Where there IS common and fruitful ground to explore concerns institutions rooted in civil society, such as land trusts, community based watershed restoration groups, and other voluntary organizations that can make use of but are not subordinated to market price signals.

For example, I have done a great deal of work on democratic forest trusts as alternatives to national forests. Many Greens like the idea. If implemented it would shift a large percentage of national land ouside of governmental control, and create a precedent to shift the rest, both BLM and National Park land, into better institutional proterction free from Congressional corruption. Most classical liberals so far have been utterly uninterested.

The real issue to my mind is that Greens are ultimately issue oriented - which is why they are willing to entertain market friendly approaches when they hear them expressed in a way showing respect for their concerns - whereas most on the classical liberal/free market/PERC side have little sympathy with Green concerns and seek only to make converts to their ideology by weaning them away from taking these issues seriously. Greens are not stupid.

Without letting them entirely off the hook, I think the primary problem here is not with the Greens.

Otto M. Kerner - 11/11/2006

I have to say, I've associated with a fair number of Greens in my time, and I've found a lot of them to quite warm and likeable people.
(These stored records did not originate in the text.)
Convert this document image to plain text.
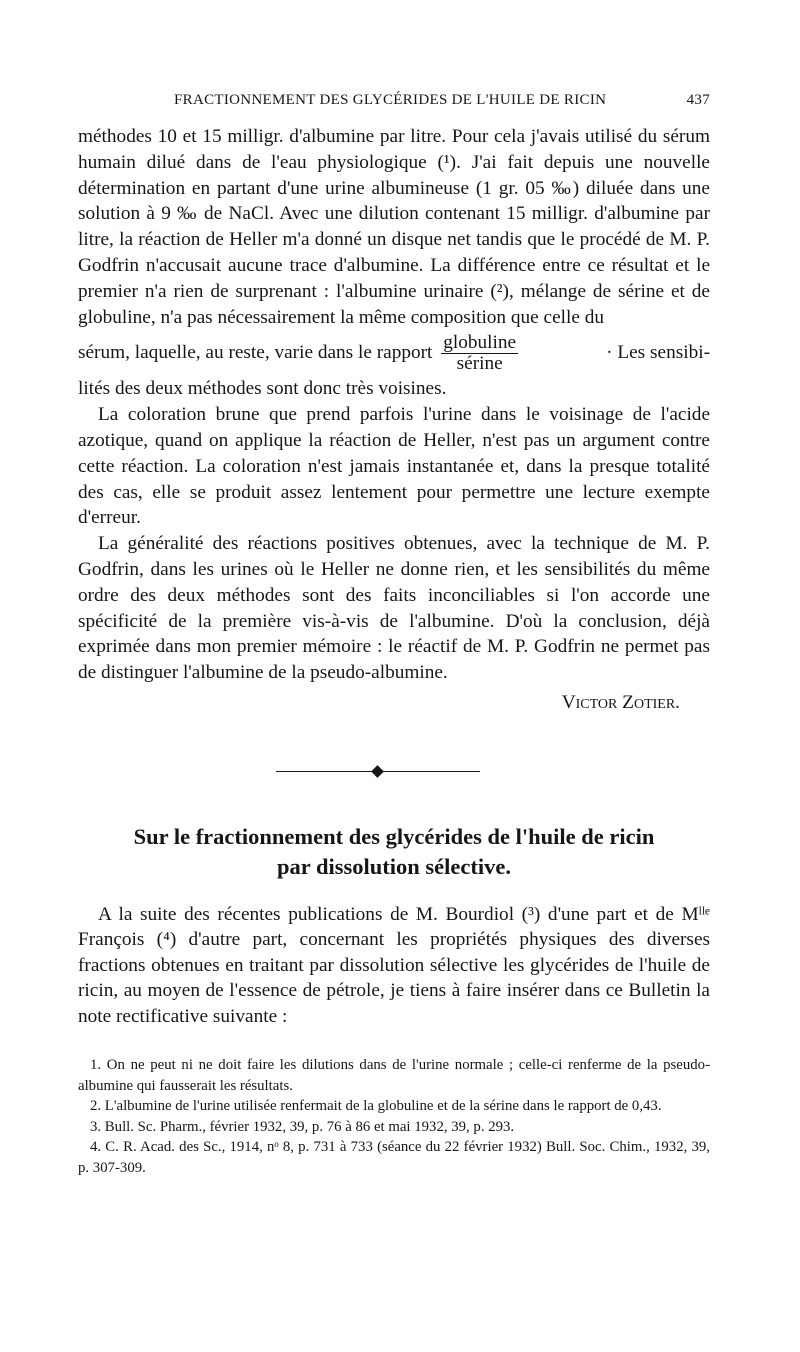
FRACTIONNEMENT DES GLYCÉRIDES DE L'HUILE DE RICIN	437

méthodes 10 et 15 milligr. d'albumine par litre. Pour cela j'avais utilisé du sérum humain dilué dans de l'eau physiologique (¹). J'ai fait depuis une nouvelle détermination en partant d'une urine albumineuse (1 gr. 05 ‰) diluée dans une solution à 9 ‰ de NaCl. Avec une dilution contenant 15 milligr. d'albumine par litre, la réaction de Heller m'a donné un disque net tandis que le procédé de M. P. Godfrin n'accusait aucune trace d'albumine. La différence entre ce résultat et le premier n'a rien de surprenant : l'albumine urinaire (²), mélange de sérine et de globuline, n'a pas nécessairement la même composition que celle du

sérum, laquelle, au reste, varie dans le rapport $\frac{\text{globuline}}{\text{sérine}}$	· Les sensibi-

lités des deux méthodes sont donc très voisines.

La coloration brune que prend parfois l'urine dans le voisinage de l'acide azotique, quand on applique la réaction de Heller, n'est pas un argument contre cette réaction. La coloration n'est jamais instantanée et, dans la presque totalité des cas, elle se produit assez lentement pour permettre une lecture exempte d'erreur.

La généralité des réactions positives obtenues, avec la technique de M. P. Godfrin, dans les urines où le Heller ne donne rien, et les sensibilités du même ordre des deux méthodes sont des faits inconciliables si l'on accorde une spécificité de la première vis-à-vis de l'albumine. D'où la conclusion, déjà exprimée dans mon premier mémoire : le réactif de M. P. Godfrin ne permet pas de distinguer l'albumine de la pseudo-albumine.

Victor Zotier.

Sur le fractionnement des glycérides de l'huile de ricin
par dissolution sélective.

A la suite des récentes publications de M. Bourdiol (³) d'une part et de Mˡˡᵉ François (⁴) d'autre part, concernant les propriétés physiques des diverses fractions obtenues en traitant par dissolution sélective les glycérides de l'huile de ricin, au moyen de l'essence de pétrole, je tiens à faire insérer dans ce Bulletin la note rectificative suivante :

1. On ne peut ni ne doit faire les dilutions dans de l'urine normale ; celle-ci renferme de la pseudo-albumine qui fausserait les résultats.

2. L'albumine de l'urine utilisée renfermait de la globuline et de la sérine dans le rapport de 0,43.

3. Bull. Sc. Pharm., février 1932, 39, p. 76 à 86 et mai 1932, 39, p. 293.

4. C. R. Acad. des Sc., 1914, nᵒ 8, p. 731 à 733 (séance du 22 février 1932) Bull. Soc. Chim., 1932, 39, p. 307-309.
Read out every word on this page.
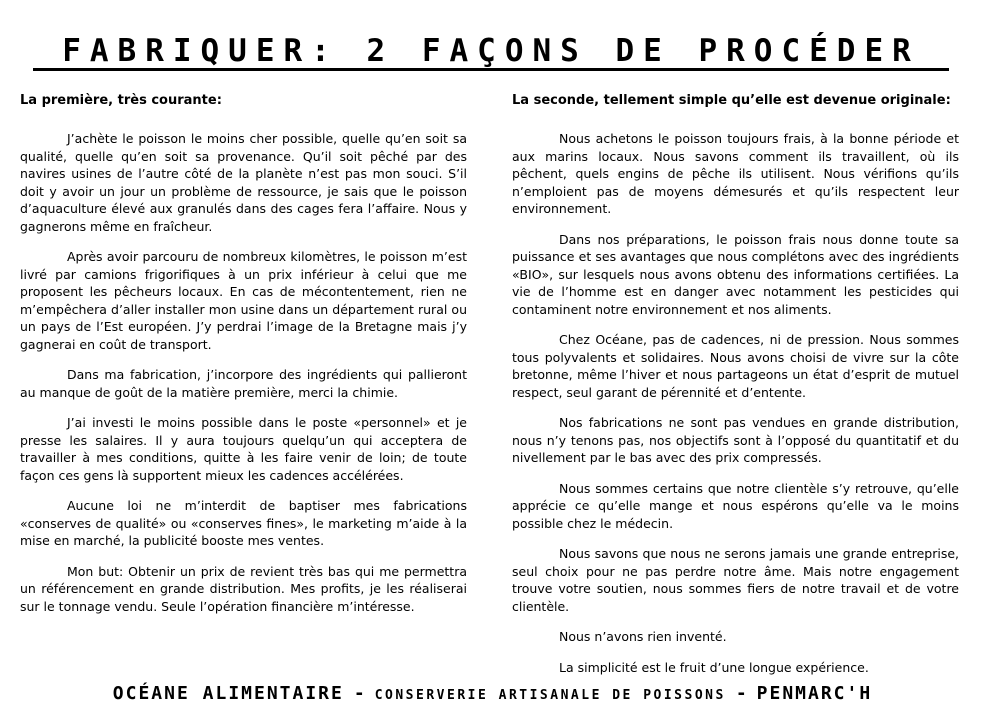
FABRIQUER: 2 FAÇONS DE PROCÉDER
La première, très courante:

J’achète le poisson le moins cher possible, quelle qu’en soit sa qualité, quelle qu’en soit sa provenance. Qu’il soit pêché par des navires usines de l’autre côté de la planète n’est pas mon souci. S’il doit y avoir un jour un problème de ressource, je sais que le poisson d’aquaculture élevé aux granulés dans des cages fera l’affaire. Nous y gagnerons même en fraîcheur.

Après avoir parcouru de nombreux kilomètres, le poisson m’est livré par camions frigorifiques à un prix inférieur à celui que me proposent les pêcheurs locaux. En cas de mécontentement, rien ne m’empêchera d’aller installer mon usine dans un département rural ou un pays de l’Est européen. J’y perdrai l’image de la Bretagne mais j’y gagnerai en coût de transport.

Dans ma fabrication, j’incorpore des ingrédients qui pallieront au manque de goût de la matière première, merci la chimie.

J’ai investi le moins possible dans le poste «personnel» et je presse les salaires. Il y aura toujours quelqu’un qui acceptera de travailler à mes conditions, quitte à les faire venir de loin; de toute façon ces gens là supportent mieux les cadences accélérées.

Aucune loi ne m’interdit de baptiser mes fabrications «conserves de qualité» ou «conserves fines», le marketing m’aide à la mise en marché, la publicité booste mes ventes.

Mon but: Obtenir un prix de revient très bas qui me permettra un référencement en grande distribution. Mes profits, je les réaliserai sur le tonnage vendu. Seule l’opération financière m’intéresse.

La seconde, tellement simple qu’elle est devenue originale:

Nous achetons le poisson toujours frais, à la bonne période et aux marins locaux. Nous savons comment ils travaillent, où ils pêchent, quels engins de pêche ils utilisent. Nous vérifions qu’ils n’emploient pas de moyens démesurés et qu’ils respectent leur environnement.

Dans nos préparations, le poisson frais nous donne toute sa puissance et ses avantages que nous complétons avec des ingrédients «BIO», sur lesquels nous avons obtenu des informations certifiées. La vie de l’homme est en danger avec notamment les pesticides qui contaminent notre environnement et nos aliments.

Chez Océane, pas de cadences, ni de pression. Nous sommes tous polyvalents et solidaires. Nous avons choisi de vivre sur la côte bretonne, même l’hiver et nous partageons un état d’esprit de mutuel respect, seul garant de pérennité et d’entente.

Nos fabrications ne sont pas vendues en grande distribution, nous n’y tenons pas, nos objectifs sont à l’opposé du quantitatif et du nivellement par le bas avec des prix compressés.

Nous sommes certains que notre clientèle s’y retrouve, qu’elle apprécie ce qu’elle mange et nous espérons qu’elle va le moins possible chez le médecin.

Nous savons que nous ne serons jamais une grande entreprise, seul choix pour ne pas perdre notre âme. Mais notre engagement trouve votre soutien, nous sommes fiers de notre travail et de votre clientèle.

Nous n’avons rien inventé.

La simplicité est le fruit d’une longue expérience.

OCÉANE ALIMENTAIRE - CONSERVERIE ARTISANALE DE POISSONS - PENMARC'H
Much more so than LP members, on average. However, I've yet to notice this purported "libertarian streak" that people sometimes moot. I've seen all flavours of socialism, though, from Marxism (Rich Whitney, the flash-in-the-pan Green gubernatorial candidate in Illinois, was a member of the Socialist Labour Party into the 1990s, and Peter Camejo, his California counterpart, was a Socialist Workers candidate back in the day) to the relatively less toxic American populist tendency.